U.S. demand for windows and doors is expected to rise 9.3% annually through 2016, according to a study conducted by the Freedonia Group, a Cleveland-based market research firm. The forecasted growth is attributed to a rebound in housing completions and gains in building construction from a depressed 2011 base.
Plastic windows and doors will see the fastest gains through 2016, advancing nearly 12% per year. Growth will be driven by consumer perception that plastic is energy efficient and provides a high degree of value. Plastic windows and doors have taken market share from wood and metal products in recent decades and will continue to do so over the forecast period.
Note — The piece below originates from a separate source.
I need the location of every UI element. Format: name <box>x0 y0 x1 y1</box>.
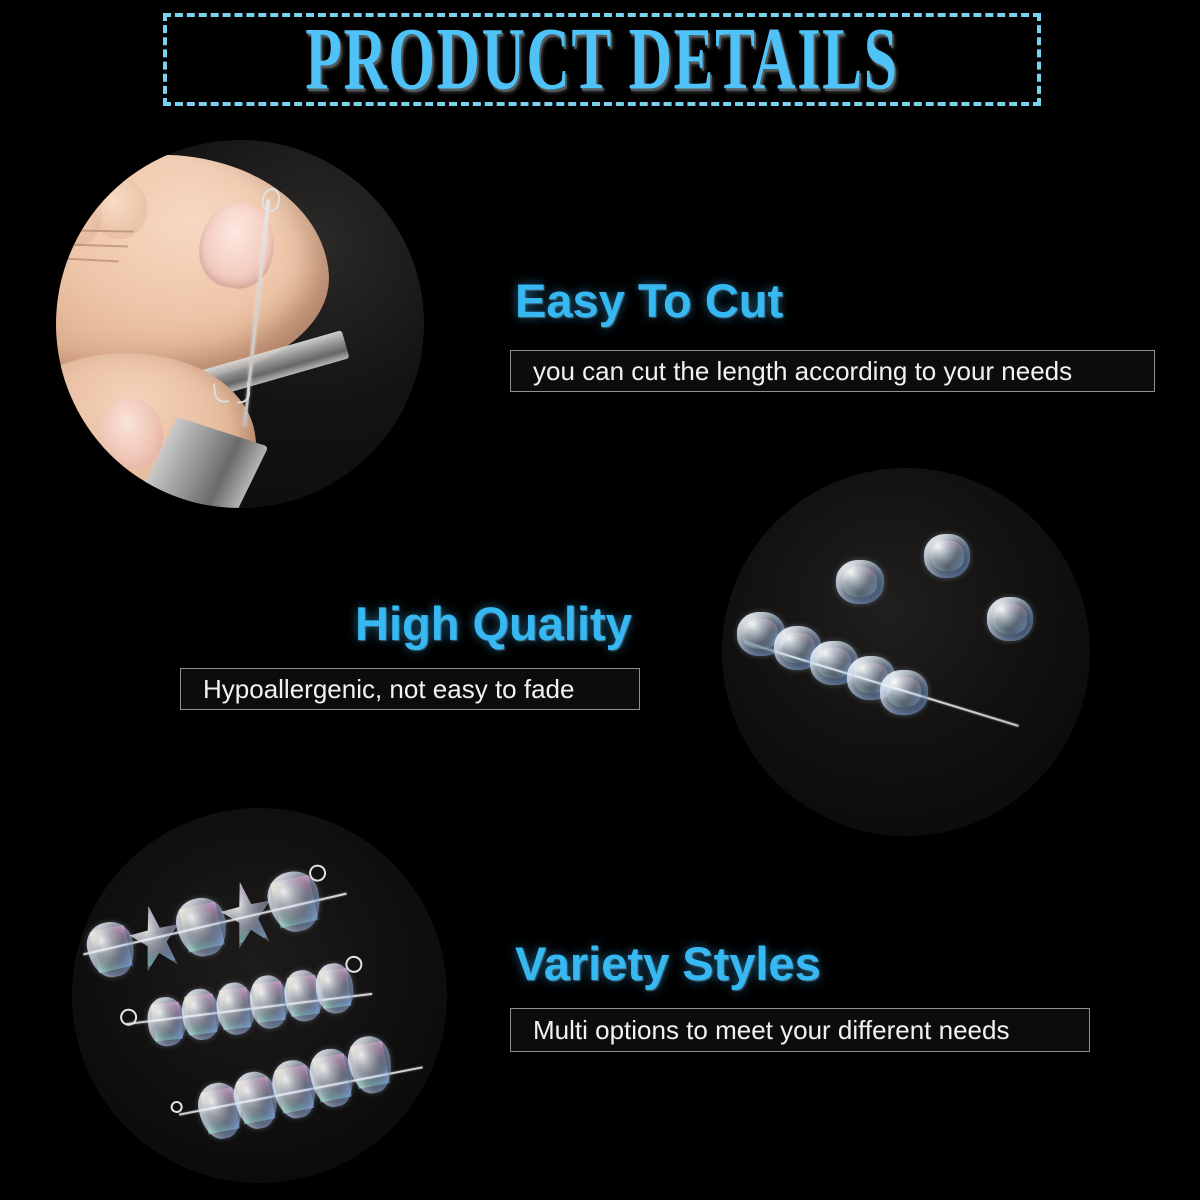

Efforts by manufacturers to improve the aesthetics of plastic products by offering fiberglass doors with wood grain textures or vinyl windows in a wider range of colors will promote demand in both unit and value terms.
Metal windows and doors accounted for the largest share of window and door demand in 2011, and are expected to continue to lead the market in 2016. Rebounding housing activity will also increase demand for metal products. Population growth in the South and West will contribute to gains, as metal products are often installed in those regions because there is less concern about heat loss through fenestration products. Increased spending on nonresidential building construction will also boost metal window and door demand. Metal products are often installed in nonresidential structures because of their durability and low cost.
Demand for wood windows and doors is forecast to rise 10.2% per year through 2016. Consumer perception of wood as an aesthetically pleasing material that adds value to a home will help boost sales. Many builders and homeowners, especially in the mid-range and high-end housing markets, will continue to specify wood products.